Editorial: Stunted growth, underweight children

The recent result of the study by the Food and Nutrition Research Institute (FNRI) on the health of children below five years, is alarming.

In the 2015 Updating of the Nutritional Status of Filipinos FNRI, one in every three Filipino children below 5 years old is affected by stunted growth or a lack of height for their age, and one in three children was underweight for his or her age. This figure is considered a “medium to high level” public concern.

The Autonomous Region in Muslim Mindanao, and the Zamboanga Peninsula were among top regions with the highest number of stunted children. The regions with the highest number of underweight children aged 5 to 10 years old were MIMAROPA (Occidental Mindoro, Oriental Mindoro, Marinduque, Romblon, and Palawan), Western Visayas, and Bicol Region.

According to The Future of Children published by the World Health Organization, stunting is an indication of malnutrition or nutrition related disorders. Contributing factors include poor maternal health and nutrition before, during and after pregnancy, as well as inadequate infant feeding practices especially during the first 1,000 days of a child’s life and infection.

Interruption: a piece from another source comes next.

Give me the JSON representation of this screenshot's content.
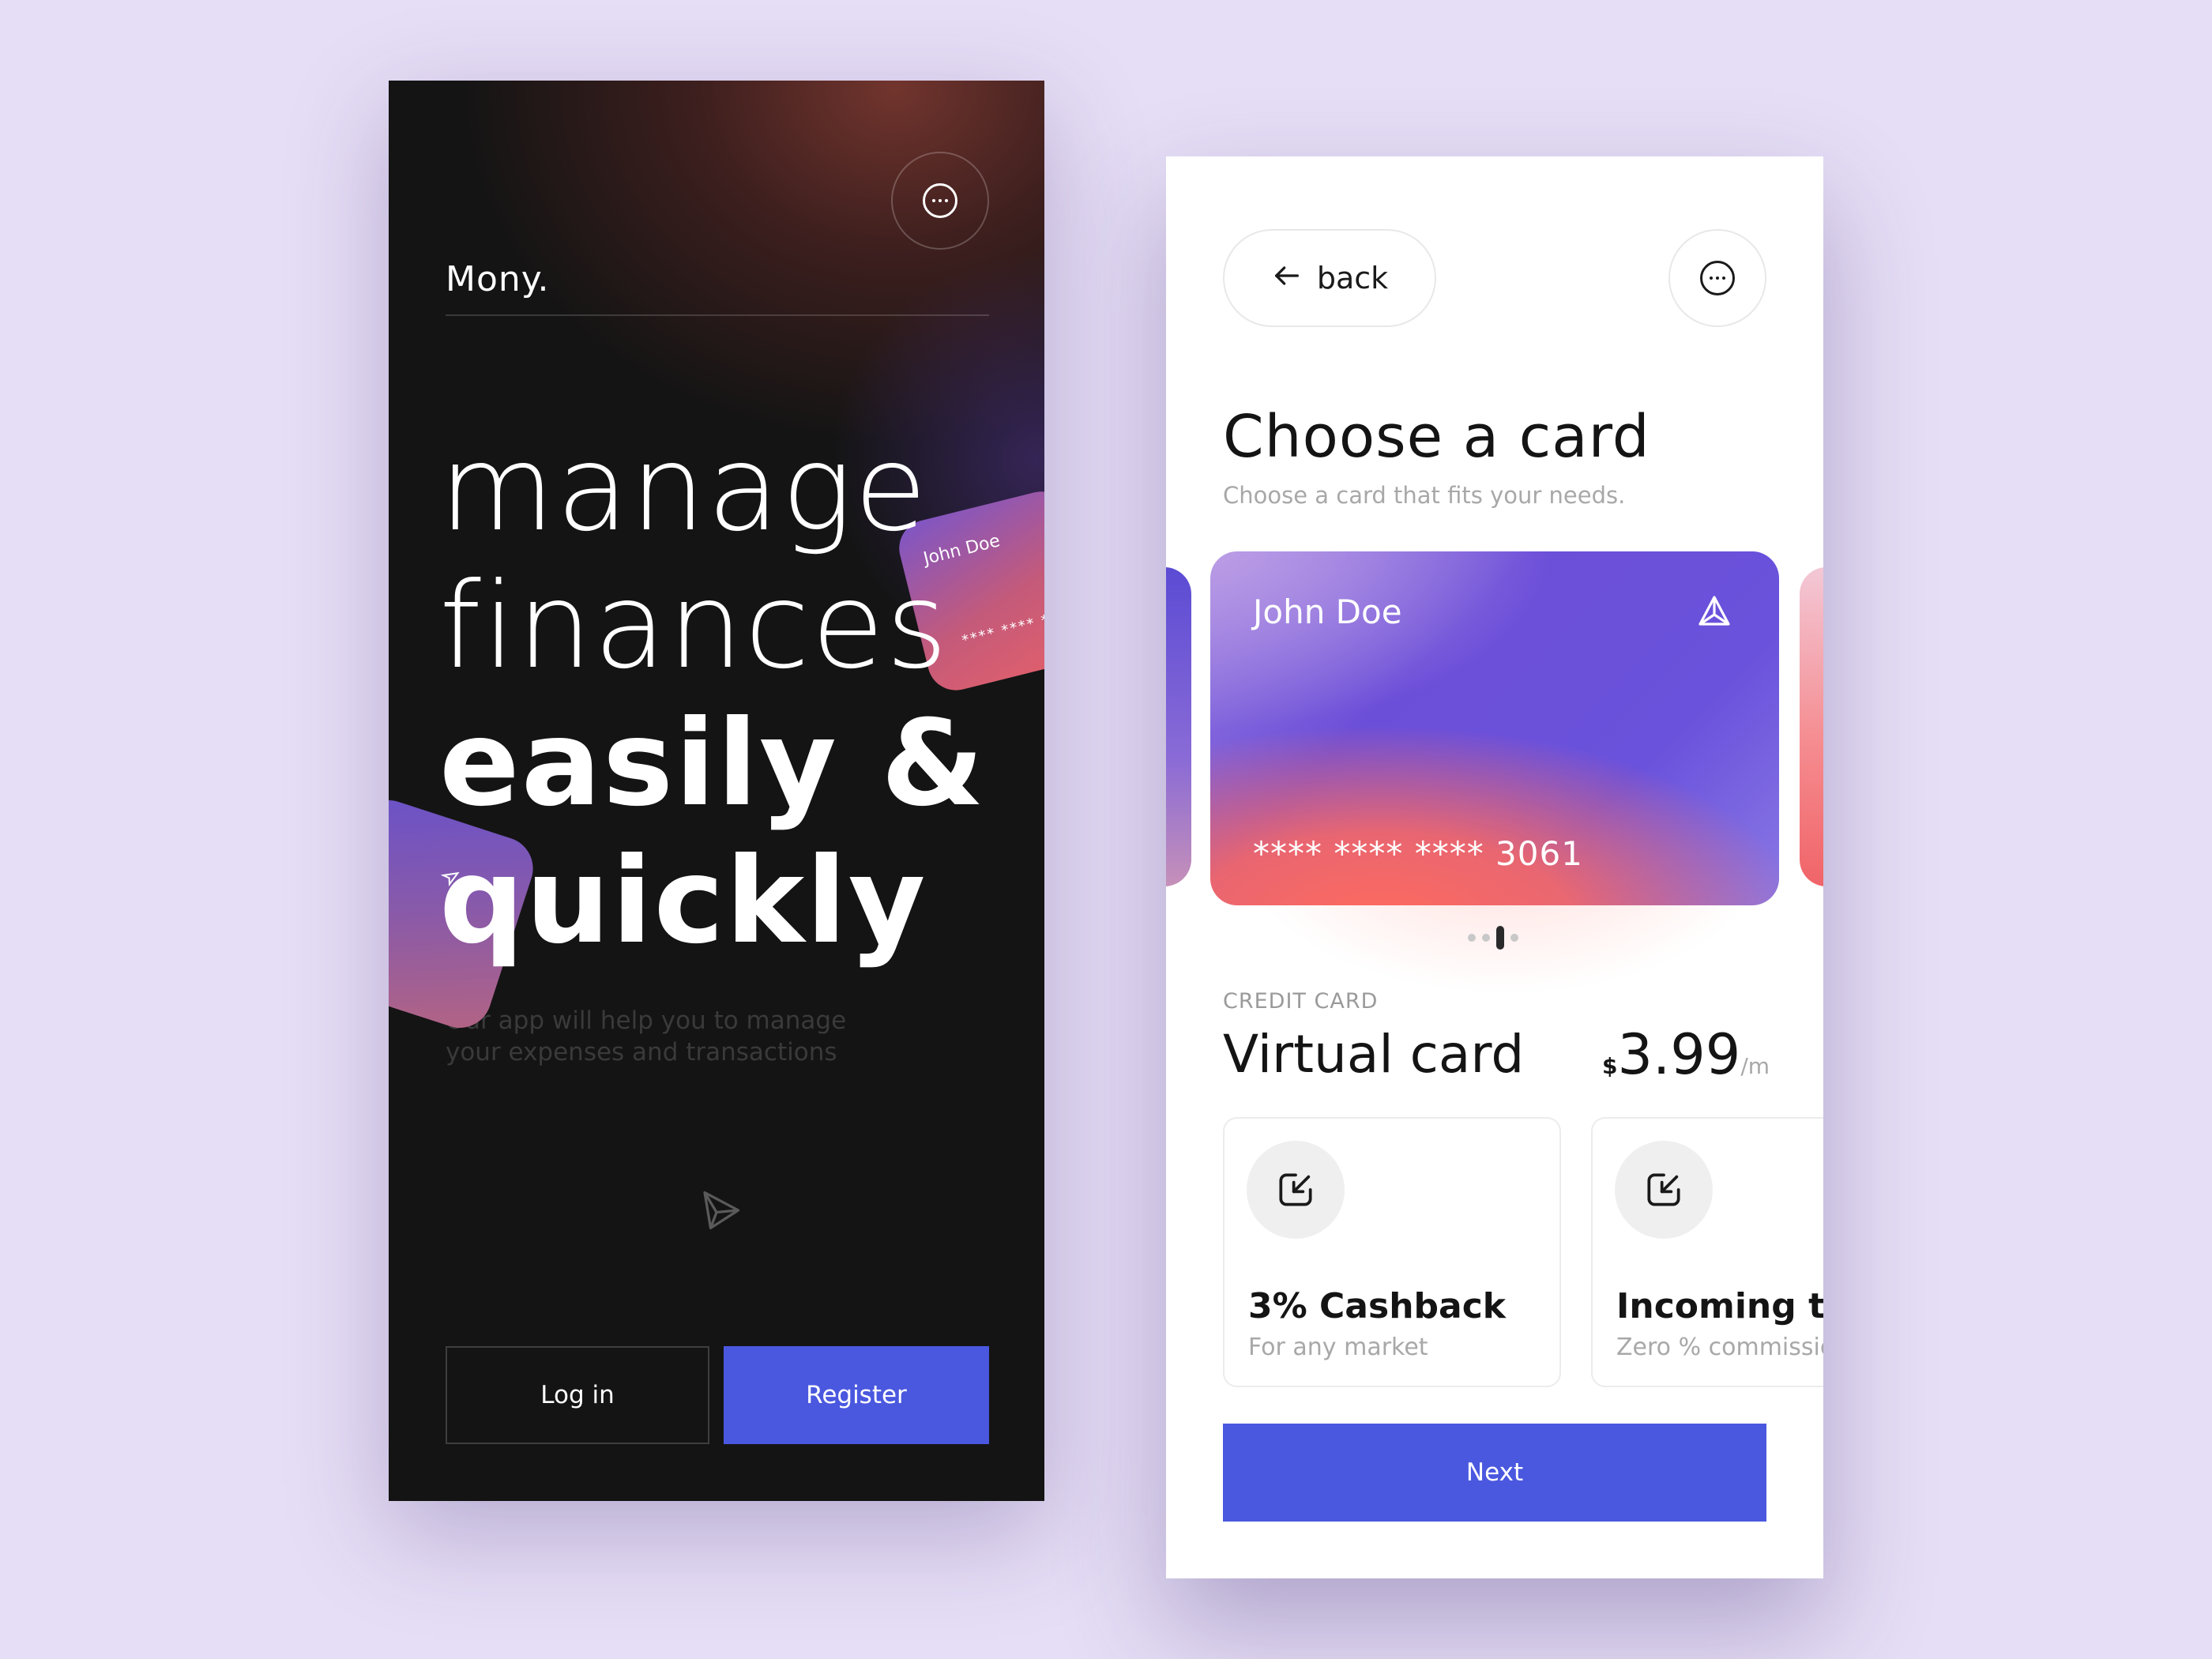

Proper nutrition should be observed all throughout a child’s growth to ensure proper development. The success of the campaign on breastfeeding should be enhanced to include nutrients such as Vitamin D for normal calcium absorption; Calcium for healthy bones and teeth; Protein for muscle growth and development; and, Iron for efficient production of red blood cells.

Stunting is irreversible. According to WHO, children over the age of two who are stunted are unlikely to be able to regain their lost growth potential. In addition, children who experience stunting have an increased risk for cognitive and learning delays. Further, the effects of malnutrition on a population have a larger implications, ‘it perpetuates poverty and slows economic growth.”